Фридерика Казимировна, в свою очередь, начинает тоскливо пожиматься на диване.

— Не съесть ли нам чего-нибудь? — спрашивает она и протягивает руку к столовой карте.

— Нет, ты мне скажи: что, если Катушкин не приедет?

— Этого быть не может, не может, не может! Ах, да не расстраивай меня, Ада: мне и без того...

— Что?..

— Конечно, сомнения быть не может никакого. Иван Илларионович не такой человек; ну, что-нибудь задержало... вот и все. Надо ждать и ждать...

— Разве котлетку из телячьих мозгов?.. — говорит Адель.

— Позвони! — говорит Фридерика Казимировна.

— И что мы все сидим взаперти, что мы прячемся? — опять начинает волноваться Адель.

— Вероятно, так нужно!

— Странно: мы едем по приглашению Ивана Илларионовича в Ташкент; мне там предлагают место... Разве в этом есть что-нибудь предосудительное?..

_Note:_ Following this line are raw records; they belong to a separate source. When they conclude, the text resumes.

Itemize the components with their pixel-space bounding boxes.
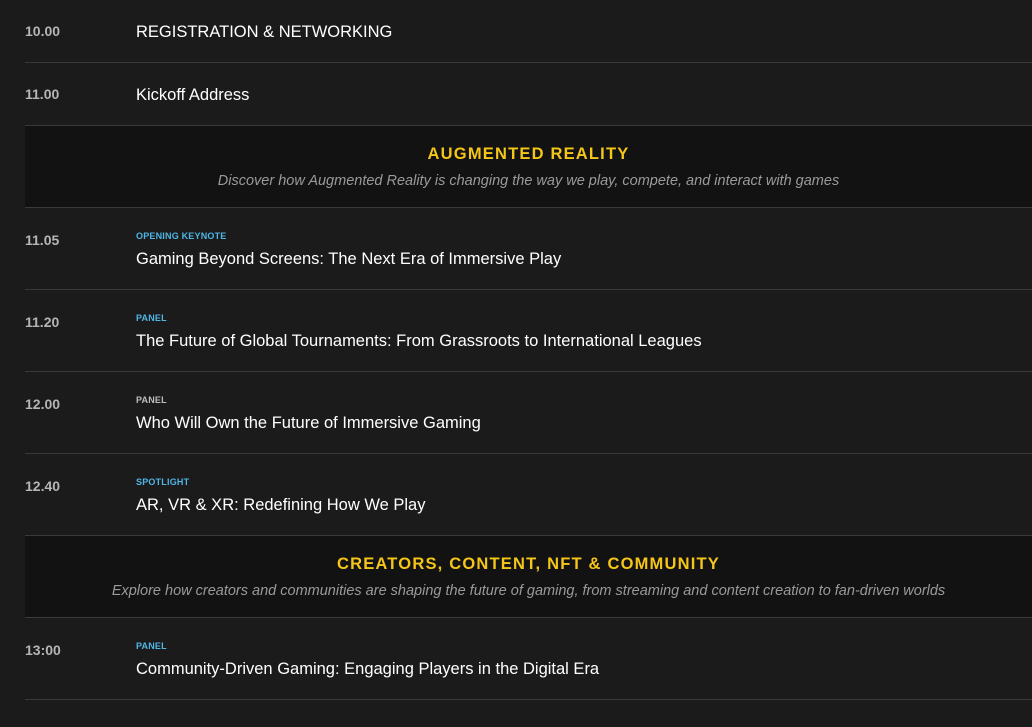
session-title: The Future of Global Tournaments: From G… <box>136 332 702 350</box>
session-time: 11.05 <box>25 232 60 248</box>
agenda-row: 13:00 PANEL Community-Driven Gaming: Eng… <box>25 618 1032 700</box>
session-tag: PANEL <box>136 313 167 323</box>
section-title: CREATORS, CONTENT, NFT & COMMUNITY <box>336 555 720 573</box>
agenda-row: 12.00 PANEL Who Will Own the Future of I… <box>25 372 1032 454</box>
agenda-list: 10.00 REGISTRATION & NETWORKING 11.00 Ki… <box>25 0 1032 700</box>
agenda-row: 11.20 PANEL The Future of Global Tournam… <box>25 290 1032 372</box>
session-tag: OPENING KEYNOTE <box>136 231 227 241</box>
session-time: 12.00 <box>25 396 61 412</box>
session-tag: PANEL <box>136 641 167 651</box>
session-time: 10.00 <box>25 23 61 39</box>
section-description: Explore how creators and communities are… <box>111 583 946 599</box>
session-time: 12.40 <box>25 478 61 494</box>
section-header-creators-content: CREATORS, CONTENT, NFT & COMMUNITY Explo… <box>25 536 1032 618</box>
agenda-row: 10.00 REGISTRATION & NETWORKING <box>25 0 1032 63</box>
agenda-row: 11.05 OPENING KEYNOTE Gaming Beyond Scre… <box>25 208 1032 290</box>
session-title: Community-Driven Gaming: Engaging Player… <box>136 660 600 678</box>
section-description: Discover how Augmented Reality is changi… <box>217 173 840 189</box>
session-title: AR, VR & XR: Redefining How We Play <box>136 496 426 514</box>
session-time: 11.20 <box>25 314 60 330</box>
section-header-augmented-reality: AUGMENTED REALITY Discover how Augmented… <box>25 126 1032 208</box>
session-title: Gaming Beyond Screens: The Next Era of I… <box>136 250 562 268</box>
session-time: 13:00 <box>25 642 61 658</box>
agenda-row: 12.40 SPOTLIGHT AR, VR & XR: Redefining … <box>25 454 1032 536</box>
session-title: Who Will Own the Future of Immersive Gam… <box>136 414 481 432</box>
section-title: AUGMENTED REALITY <box>427 145 630 163</box>
session-tag: PANEL <box>136 395 167 405</box>
session-title: Kickoff Address <box>136 86 250 104</box>
agenda-row: 11.00 Kickoff Address <box>25 63 1032 126</box>
session-time: 11.00 <box>25 86 60 102</box>
session-tag: SPOTLIGHT <box>136 477 190 487</box>
session-title: REGISTRATION & NETWORKING <box>136 23 393 41</box>
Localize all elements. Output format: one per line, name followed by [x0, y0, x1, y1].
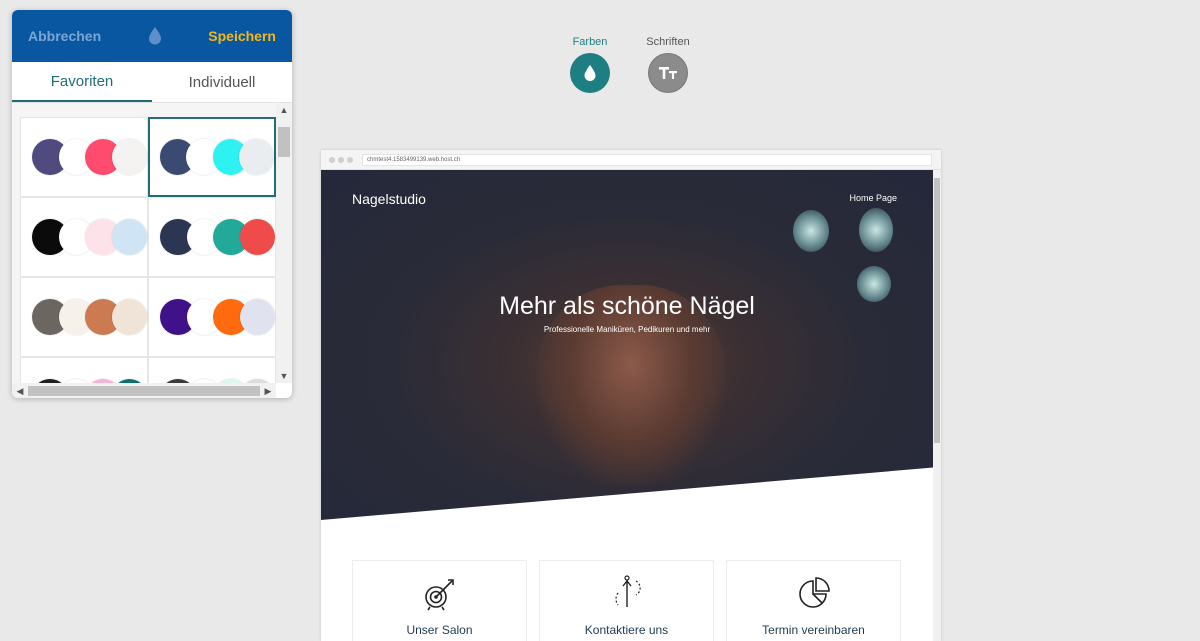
fonts-toggle[interactable]: Schriften: [646, 36, 690, 93]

— О, помилуй, что за глупости. Но вот видишь; Лопатин писал мне (ведь я показывала тебе это письмо), он писал мне, чтобы мы... как это он выразился так, очень эдак... — Фридерика Казимировна сделала какой-то округленный жест своей пухлой рукой.

— Чтобы мы «дорогой не очень кидались всем в глаза!» — напомнила Адель.

— Да, вот ты сама видишь. Я не знаю, почему это нужно Ивану Илларионовичу, но отчего же в угоду ему не соблюсти этого инкогнито. Это даже довольно интересно; знаешь, в романах это случается довольно часто: какая-нибудь герцогиня или...

— Удивительно интересно: тоска эдакая!

— Ты просто хандришь!

— Да, да, да, да… — расходилась Адель.

— Да тише же!

— Мама, пойдем вниз к общему столу!

— Что ты! Ни за что!..

— Там так весело; шумят так, разговаривают!

— Но ты забыла, что там неудобно быть дамам?

— Неправда: соседки наши обедают там, из номера напротив тоже, из нижнего этажа целое семейство, только мы одни...

— Инкогнито! — протянула Фридерика Казимировна.

— Ну, ты, мама, и сиди со своим «инкогнито», а я пойду одна...

— Адель, ты ужасно можешь напортить!

— Это еще почему?

— Ах, Адель, как я могу объяснить тебе это понятно? Ну, вот видишь ли... Да что же это, в самом деле, Катушкин не едет?

Фридерика Казимировна чуть не заплакала.

— Знаешь, мама, каждый раз, как отворяют нашу дверь, я смотрю в щелку, сквозь ширмы, и вижу всегда одного и того же господина... Он меня начинает немного занимать...

— Удивительно интересно торчать перед дверью: должно быть, делать больше нечего...

— Василий ли входит, Дуняша ли, каждый раз, чуть приотворится дверь, он уже тут!

— Шалопай какой-нибудь. Их много теперь туда едет!

— Он немного похож на Жоржа, только значительно старше!

— Ого, ты успела рассмотреть!

— Тут еще одного я заметила, блондин с длинными усами: у него четыре собаки, и он их все дрессирует в коридоре.

— Ах, этот Катушкин, эта неизвестность!..

— Терпение — это все, что я могу посоветовать! — передразнила свою мать Адель.

Василий, трактирный слуга, внес поднос с порцией мозговых котлет. Адель кинулась к ширмам и приложила глаза к щелке.